Poynt is a $299 device that accepts "every kind of payment" Bedier could think of, he told NBC News in an interview: traditional debit or credit cards, chip-and-PIN cards, near-field communication or NFC (like Apple Pay and Google Wallet), PayPal's Beacon, Bluetooth and more.

On top of the varied payment options, Poynt also adds the features and app ecosystem of a traditional tablet. And the device looks more like a tablet than a traditional card swiper.

On the merchant side is a 7-inch touchscreen -- which can be used to accept cards or cash, as well as use a slew of Poynt apps -- and the customer sees a 4.3-inch screen to check the transaction or enter a PIN.

The company, which launched Wednesday, is selling its first 1,000 devices to developers. Poynt will ship to merchants in spring 2015.

"I've thought we needed a new solution to payment terminals for five years -- they haven't been updated in decades," said Bedier, who founded Poynt in 2013 after leaving Google. "And now there's finally a chance.
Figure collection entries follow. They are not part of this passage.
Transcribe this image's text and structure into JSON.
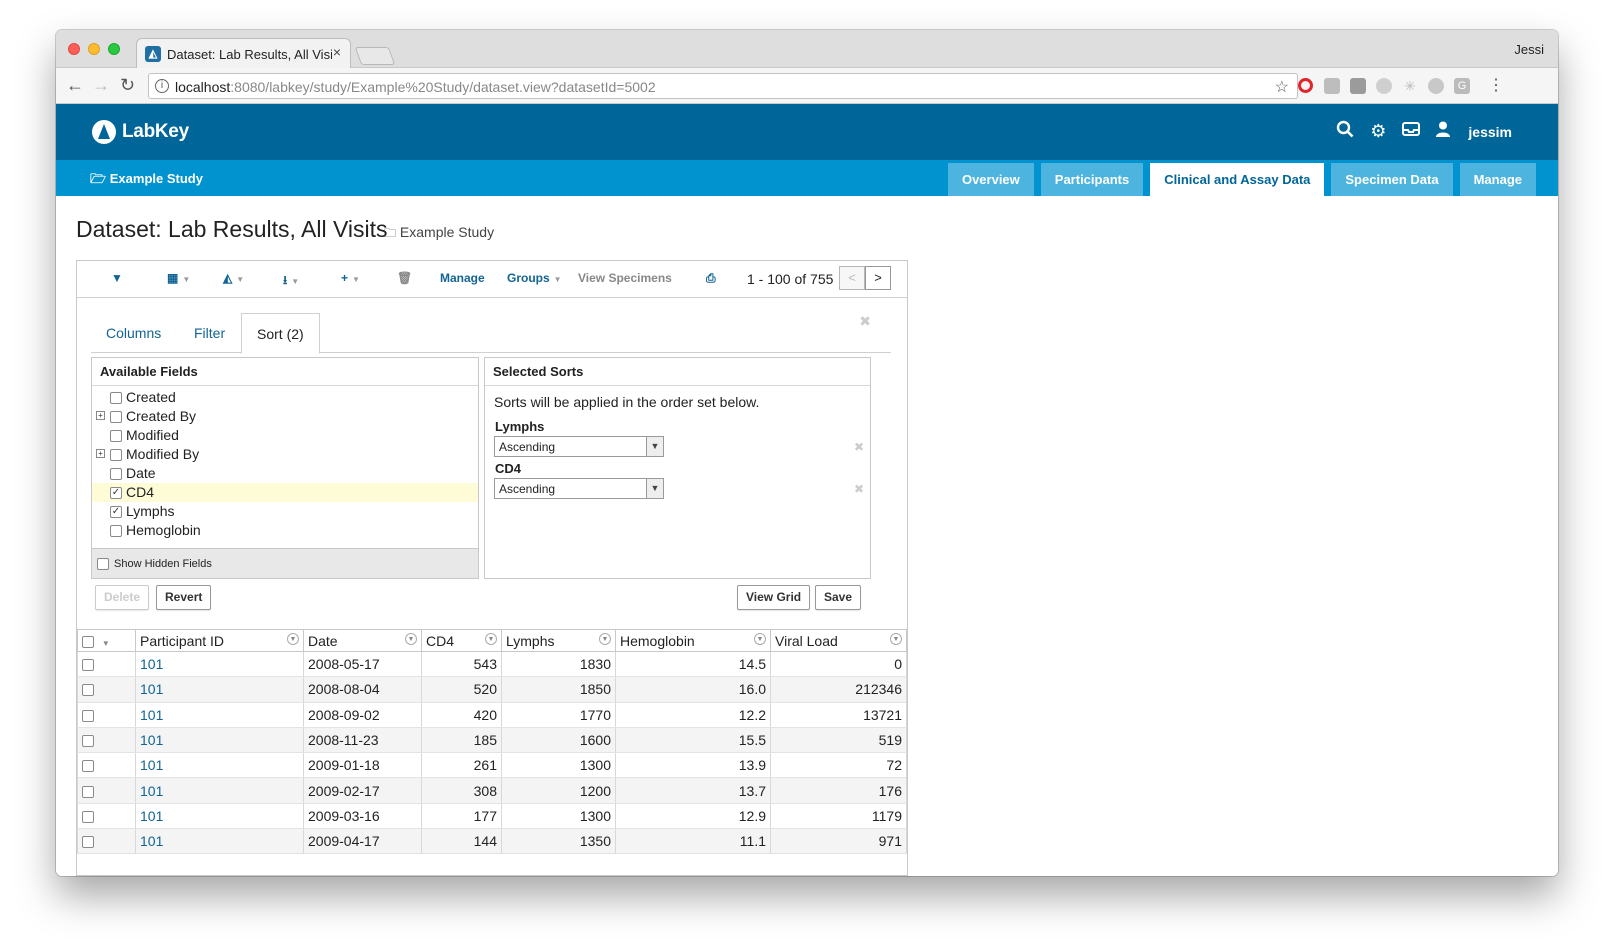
{
  "browser": {
    "tab_title": "Dataset: Lab Results, All Visits",
    "tab_close": "×",
    "profile_name": "Jessi",
    "url_host": "localhost",
    "url_rest": ":8080/labkey/study/Example%20Study/dataset.view?datasetId=5002",
    "icons": [
      "back-icon",
      "forward-icon",
      "reload-icon",
      "info-icon",
      "star-icon",
      "opera-icon",
      "extension-icon",
      "menu-icon"
    ]
  },
  "header": {
    "logo_text": "LabKey",
    "username": "jessim",
    "colors": {
      "primary": "#006699",
      "secondary": "#0093d0",
      "tab": "#4db4e0"
    }
  },
  "subheader": {
    "project": "Example Study",
    "tabs": [
      "Overview",
      "Participants",
      "Clinical and Assay Data",
      "Specimen Data",
      "Manage"
    ],
    "active_tab": "Clinical and Assay Data"
  },
  "page": {
    "title": "Dataset: Lab Results, All Visits",
    "folder": "Example Study"
  },
  "toolbar": {
    "manage": "Manage",
    "groups": "Groups",
    "view_specimens": "View Specimens",
    "pager": "1 - 100 of 755",
    "prev": "<",
    "next": ">"
  },
  "customize": {
    "tabs": [
      "Columns",
      "Filter",
      "Sort (2)"
    ],
    "available_fields_title": "Available Fields",
    "fields": [
      {
        "label": "Created",
        "checked": false,
        "expandable": false
      },
      {
        "label": "Created By",
        "checked": false,
        "expandable": true
      },
      {
        "label": "Modified",
        "checked": false,
        "expandable": false
      },
      {
        "label": "Modified By",
        "checked": false,
        "expandable": true
      },
      {
        "label": "Date",
        "checked": false,
        "expandable": false
      },
      {
        "label": "CD4",
        "checked": true,
        "expandable": false
      },
      {
        "label": "Lymphs",
        "checked": true,
        "expandable": false
      },
      {
        "label": "Hemoglobin",
        "checked": false,
        "expandable": false
      }
    ],
    "show_hidden": "Show Hidden Fields",
    "selected_sorts_title": "Selected Sorts",
    "sorts_desc": "Sorts will be applied in the order set below.",
    "sorts": [
      {
        "field": "Lymphs",
        "direction": "Ascending"
      },
      {
        "field": "CD4",
        "direction": "Ascending"
      }
    ],
    "buttons": {
      "delete": "Delete",
      "revert": "Revert",
      "view_grid": "View Grid",
      "save": "Save"
    }
  },
  "grid": {
    "columns": [
      "Participant ID",
      "Date",
      "CD4",
      "Lymphs",
      "Hemoglobin",
      "Viral Load"
    ],
    "rows": [
      [
        "101",
        "2008-05-17",
        "543",
        "1830",
        "14.5",
        "0"
      ],
      [
        "101",
        "2008-08-04",
        "520",
        "1850",
        "16.0",
        "212346"
      ],
      [
        "101",
        "2008-09-02",
        "420",
        "1770",
        "12.2",
        "13721"
      ],
      [
        "101",
        "2008-11-23",
        "185",
        "1600",
        "15.5",
        "519"
      ],
      [
        "101",
        "2009-01-18",
        "261",
        "1300",
        "13.9",
        "72"
      ],
      [
        "101",
        "2009-02-17",
        "308",
        "1200",
        "13.7",
        "176"
      ],
      [
        "101",
        "2009-03-16",
        "177",
        "1300",
        "12.9",
        "1179"
      ],
      [
        "101",
        "2009-04-17",
        "144",
        "1350",
        "11.1",
        "971"
      ]
    ]
  }
}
This kind of change comes once in a lifetime."

Bedier is referring to the United States' switch to chip-and-pin (also known as EMV) cards, which add a microchip to the credit card for an additional layer of security. The major American card issuers are making a policy change in October 2015 -- which will force retailers to buy new payment terminals anyway.

"I would absolutely not launch [Poynt] if this weren't happening," Bedier said. "If Google [Wallet] couldn't convince retailers to change [their payment terminals], no one can. That's why Apple Pay is launching now, why we're launching now. It finally allows for some innovation in the space."

But Poynt isn't solely about payments, Bedier said. In addition to accepting cards or cash, a merchant can use Poynt to check out the business' recent Yelp reviews, ring up orders, create customer profiles, handle staff scheduling -- and anything else that a third-party developer might create through a Poynt app.

"It's designed to bring you computing power that lets you do all of your business on this device, if you choose to do that," said Bedier, who prior to his stint at Google spent nine years running product at PayPal.

The device can also print receipts, scan barcodes and connect to Wi-Fi. Poynt is also compliant with Payment Card Industry (PCI) data security standards, Bedier said.

At $299, the Poynt terminal is priced similarly to "dumb" terminals, and the 30-person company breaks even on the devices, Bedier said. Poynt will make money by taking a percentage of app subscription costs.

"If I could get [the price] to $99, I would," Bedier said. "There's no need to make money on the hardware when there's so much opportunity in payments right now."